Thomas Lovell Beddoes was a curious character whose short life spanned the first half of the 19th century, thus causing him to be referred to, in some literary circles, as “the last Elizabethan” who might be distinguished from other writers of the time by the “quality of his expression”. He was a poet and dramatist and some have called him a great writer. Opinions are very much divided though on that particular description.
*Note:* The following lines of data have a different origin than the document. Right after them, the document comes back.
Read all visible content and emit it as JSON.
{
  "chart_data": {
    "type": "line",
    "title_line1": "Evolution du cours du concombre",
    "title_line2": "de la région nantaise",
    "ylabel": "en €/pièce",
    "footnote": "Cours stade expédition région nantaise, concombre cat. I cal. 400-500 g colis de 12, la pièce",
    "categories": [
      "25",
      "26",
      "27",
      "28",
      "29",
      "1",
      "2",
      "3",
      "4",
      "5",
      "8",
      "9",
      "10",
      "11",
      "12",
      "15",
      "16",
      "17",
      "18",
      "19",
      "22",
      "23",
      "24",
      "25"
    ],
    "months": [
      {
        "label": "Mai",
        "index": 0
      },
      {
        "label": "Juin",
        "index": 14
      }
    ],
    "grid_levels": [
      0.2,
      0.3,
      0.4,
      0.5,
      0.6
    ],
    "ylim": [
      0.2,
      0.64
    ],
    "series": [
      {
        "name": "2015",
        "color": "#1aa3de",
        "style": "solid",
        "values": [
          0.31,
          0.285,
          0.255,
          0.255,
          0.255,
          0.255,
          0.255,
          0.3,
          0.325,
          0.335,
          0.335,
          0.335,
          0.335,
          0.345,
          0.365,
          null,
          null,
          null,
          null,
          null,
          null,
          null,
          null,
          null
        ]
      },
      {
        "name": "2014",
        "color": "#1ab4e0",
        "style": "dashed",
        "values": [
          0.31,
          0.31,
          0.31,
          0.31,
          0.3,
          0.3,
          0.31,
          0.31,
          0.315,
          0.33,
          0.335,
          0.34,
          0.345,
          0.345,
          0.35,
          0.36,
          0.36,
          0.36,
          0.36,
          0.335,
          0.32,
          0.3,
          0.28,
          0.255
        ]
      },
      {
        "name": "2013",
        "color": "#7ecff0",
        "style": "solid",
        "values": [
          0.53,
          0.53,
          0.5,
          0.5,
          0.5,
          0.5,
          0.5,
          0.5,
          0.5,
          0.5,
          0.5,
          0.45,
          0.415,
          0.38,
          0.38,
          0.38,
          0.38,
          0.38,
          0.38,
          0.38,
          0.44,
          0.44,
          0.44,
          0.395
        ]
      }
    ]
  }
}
It may have inspired him, or hindered him, but the fact that he was exposed, at a very young age, to his father’s morbid collection of anatomical paraphernalia most certainly gave him a deep interest in all things macabre.
Beddoes was born on the 30th June 1803 into a fairly well off family who lived in the fashionable Bristol district of Clifton. His father, Dr Thomas Beddoes, was a somewhat controversial physician who filled the home with a range of items that you might normally find in an operating theatre. He died when Thomas was only 5 years old. Being surrounded by medical accoutrements and, probably, grisly exhibits, will have certainly influenced the thinking of a growing boy so it is hardly surprising that he grew up the way he did.
He was sent away to school in London at Charterhouse and then went up to Pembroke College, Oxford. At the age of 18 Beddoes published his first collection of poetry. The Improvisatore had very little impact but, the following year, he published a tragic play, in verse, called The Brides’ Tragedy (1822) and this received much critical acclaim. It has often been said that Thomas Beddoes was striving to recreate “the grandeur of Elizabethan verse-drama” but it seems that his outlook was a little too dark for any hope of success in that direction. He was constantly preoccupied with death and, in truth, never far from a state of madness.
Beddoes joined the London literary set in 1824 and had Mary Shelley and Thomas Jefferson Hogg as contemporaries. He also forged a lifelong friendship with a lawyer called Thomas Forbes Kelsall and, following the poet’s early death in 1849, it was Kelsall who took on the role of promoting his friend’s work. Collected Poems was published in 1851. Perhaps an example of his preoccupation with death is the poem The Ballad of Human Life. Here are the first and last verses:
Beddoes left the country to study medicine in northern Germany and, having fallen foul of the authorities there, tried his hand further south in Bavaria. Instead of concentrating on his anatomical studies he took to writing anti-establishment papers which riled his hosts and he was expelled from the kingdom in 1834. He crossed the Alps, into Switzerland, and this would be where he would remain for the rest of his days, apart from a couple of brief sojourns back in England. Having initially been in Zurich, when Beddoes returned to Switzerland it was, this time, to Basel. He had a brief homosexual dalliance with a man there who had ambitions to become an actor, and Beddoes tried his best to help him in that direction.
During his final visit to England he caused such outrage with his boorish behaviour and heavy drinking that everyone who knew him thought him quite mad. Returning to Basel he sunk into one depression after another and he made a failed attempt to commit suicide by cutting into a leg artery. This did, however, result in gangrene and a partial amputation.
Shortly after this incident though he was successful. He obtained enough quantities of the poison curari and killed himself with it.
Thomas Lovell Beddoes died in Basel on the 26th January 1849, aged 45.